Traders are increasingly betting the Fed will step in to provide support, with market expectations now pricing in at least five quarter-point rate cuts from Fed Chair Jerome Powell this year, according to CME’s FedWatch tool. But Roubini sees a different outcome.
“There’s a game of chicken playing out between the Trump put and the Powell put,” Roubini told Bloomberg. “But the Powell put’s strike price is lower—Powell is going to wait until Trump blinks first.”
In short, Roubini believes the Fed won’t rush to ease policy unless Trump signals a retreat from his current stance, especially since the root of the volatility lies in trade policy. Powell’s more cautious approach suggests he’ll resist intervening until the political landscape shifts.
Market sentiment remains highly reactive to even the slightest hint of de-escalation.
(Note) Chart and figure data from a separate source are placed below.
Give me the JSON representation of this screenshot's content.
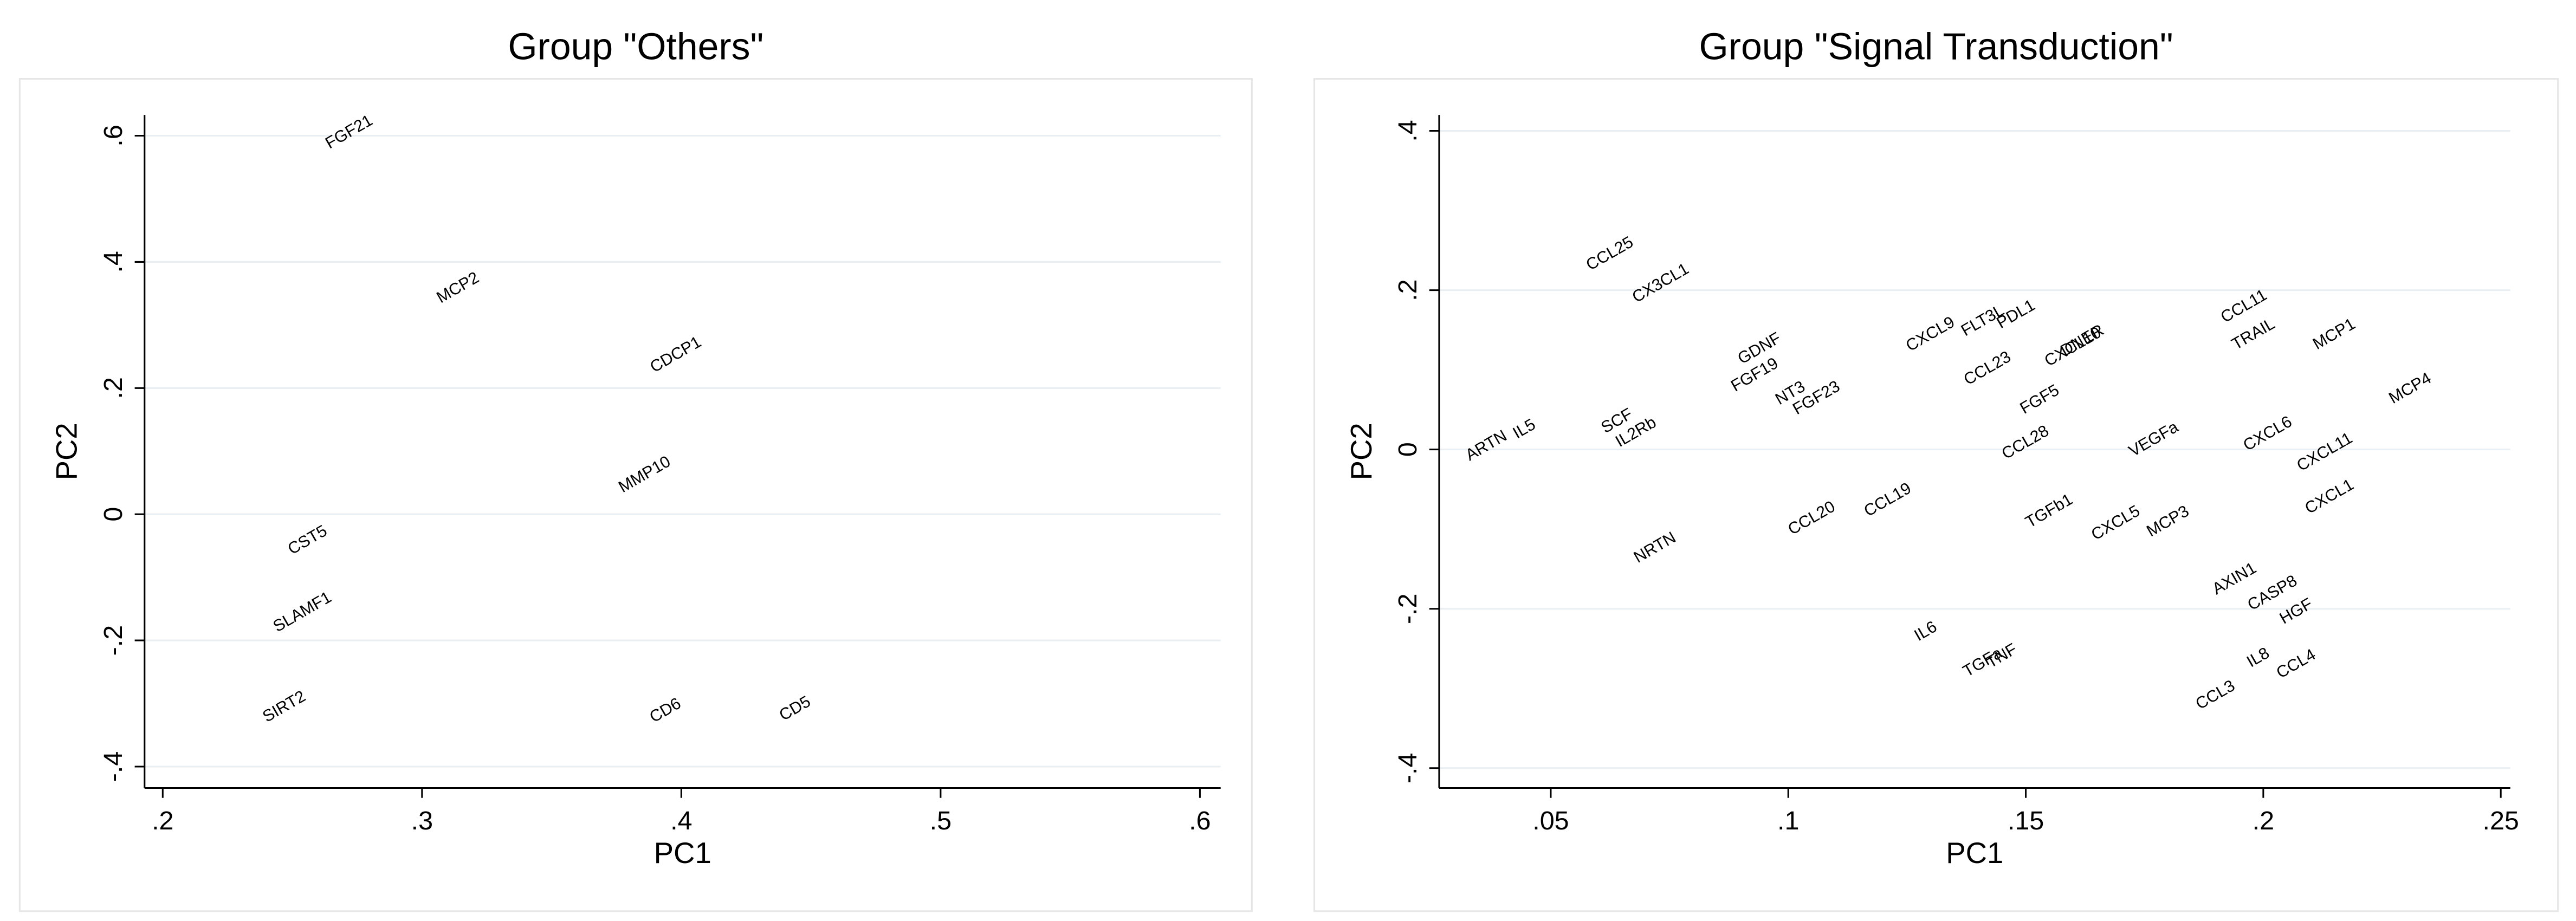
{
  "chart_data": [
    {
      "type": "scatter",
      "title": "Group \"Others\"",
      "x_label": "PC1",
      "y_label": "PC2",
      "grid": true,
      "xlim": [
        0.193,
        0.608
      ],
      "ylim": [
        -0.434,
        0.633
      ],
      "xticks": [
        {
          "value": 0.2,
          "label": ".2"
        },
        {
          "value": 0.3,
          "label": ".3"
        },
        {
          "value": 0.4,
          "label": ".4"
        },
        {
          "value": 0.5,
          "label": ".5"
        },
        {
          "value": 0.6,
          "label": ".6"
        }
      ],
      "yticks": [
        {
          "value": -0.4,
          "label": "-.4"
        },
        {
          "value": -0.2,
          "label": "-.2"
        },
        0,
        {
          "value": 0.2,
          "label": ".2"
        },
        {
          "value": 0.4,
          "label": ".4"
        },
        {
          "value": 0.6,
          "label": ".6"
        }
      ],
      "labels": [
        "FGF21",
        "MCP2",
        "CDCP1",
        "MMP10",
        "CST5",
        "SLAMF1",
        "SIRT2",
        "CD6",
        "CD5"
      ],
      "x": [
        0.272,
        0.314,
        0.398,
        0.386,
        0.256,
        0.254,
        0.247,
        0.394,
        0.444
      ],
      "y": [
        0.605,
        0.358,
        0.252,
        0.062,
        -0.042,
        -0.156,
        -0.306,
        -0.312,
        -0.309
      ]
    },
    {
      "type": "scatter",
      "title": "Group \"Signal Transduction\"",
      "x_label": "PC1",
      "y_label": "PC2",
      "grid": true,
      "xlim": [
        0.0265,
        0.252
      ],
      "ylim": [
        -0.425,
        0.42
      ],
      "xticks": [
        {
          "value": 0.05,
          "label": ".05"
        },
        {
          "value": 0.1,
          "label": ".1"
        },
        {
          "value": 0.15,
          "label": ".15"
        },
        {
          "value": 0.2,
          "label": ".2"
        },
        {
          "value": 0.25,
          "label": ".25"
        }
      ],
      "yticks": [
        {
          "value": -0.4,
          "label": "-.4"
        },
        {
          "value": -0.2,
          "label": "-.2"
        },
        0,
        {
          "value": 0.2,
          "label": ".2"
        },
        {
          "value": 0.4,
          "label": ".4"
        }
      ],
      "labels": [
        "CCL25",
        "CX3CL1",
        "CCL11",
        "TRAIL",
        "MCP1",
        "CXCL9",
        "FLT3L",
        "PDL1",
        "GDNF",
        "FGF19",
        "CCL23",
        "CXCL10",
        "DNER",
        "FGF5",
        "MCP4",
        "NT3",
        "FGF23",
        "SCF",
        "IL2Rb",
        "ARTN",
        "IL5",
        "CCL28",
        "VEGFa",
        "CXCL6",
        "CXCL11",
        "CXCL1",
        "CCL20",
        "CCL19",
        "TGFb1",
        "CXCL5",
        "MCP3",
        "NRTN",
        "AXIN1",
        "CASP8",
        "HGF",
        "IL6",
        "TGFa",
        "TNF",
        "CCL3",
        "IL8",
        "CCL4"
      ],
      "x": [
        0.0625,
        0.0732,
        0.196,
        0.198,
        0.215,
        0.13,
        0.141,
        0.148,
        0.094,
        0.093,
        0.142,
        0.16,
        0.162,
        0.153,
        0.231,
        0.1005,
        0.106,
        0.064,
        0.068,
        0.0365,
        0.0445,
        0.15,
        0.177,
        0.201,
        0.213,
        0.214,
        0.105,
        0.121,
        0.155,
        0.169,
        0.18,
        0.072,
        0.194,
        0.202,
        0.207,
        0.129,
        0.141,
        0.145,
        0.19,
        0.199,
        0.207
      ],
      "y": [
        0.245,
        0.208,
        0.179,
        0.144,
        0.144,
        0.144,
        0.161,
        0.169,
        0.126,
        0.093,
        0.101,
        0.128,
        0.136,
        0.062,
        0.076,
        0.07,
        0.064,
        0.035,
        0.021,
        0.004,
        0.025,
        0.008,
        0.012,
        0.019,
        -0.004,
        -0.06,
        -0.087,
        -0.064,
        -0.078,
        -0.093,
        -0.091,
        -0.124,
        -0.163,
        -0.181,
        -0.204,
        -0.229,
        -0.268,
        -0.26,
        -0.309,
        -0.262,
        -0.27
      ]
    }
  ]
}
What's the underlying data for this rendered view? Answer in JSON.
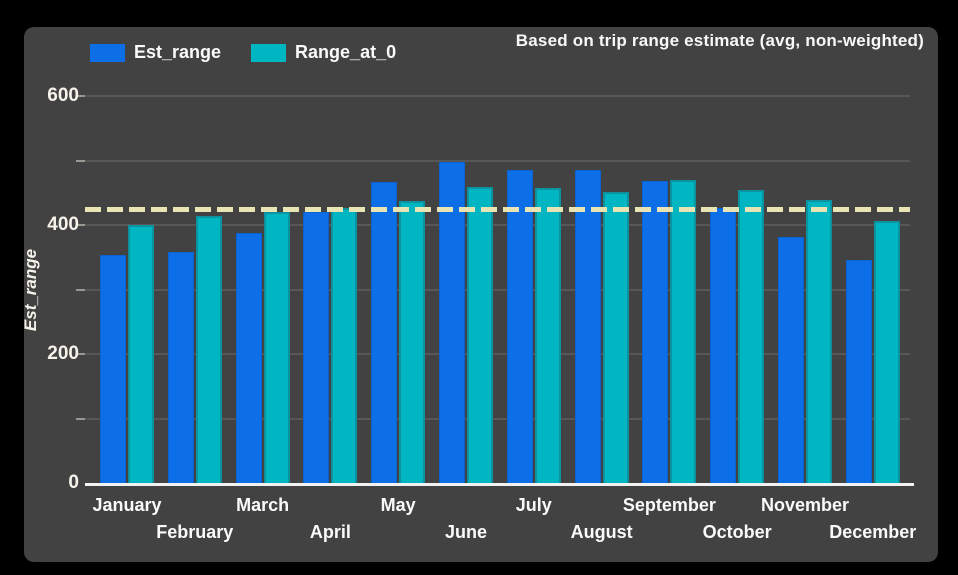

Earlier this week, an unverified report about a potential pause in tariff enforcement sent markets soaring—only for the optimism to quickly evaporate when the report proved false.
Sticky Inflation, But No Recession
Looking ahead, Roubini expects inflation to remain stubbornly high due to elevated tariffs, putting downward pressure on long-term U.S. bonds. That, he says, is a key reason for the recent drop in 10- and 30-year Treasury prices and the corresponding jump in yields.
Despite rising fears, Roubini doesn’t foresee the U.S. tipping into a recession. His forecast stands in contrast to market sentiment and various prediction platforms, many of which now assign a greater-than-50% chance of the economy experiencing consecutive quarters of negative growth.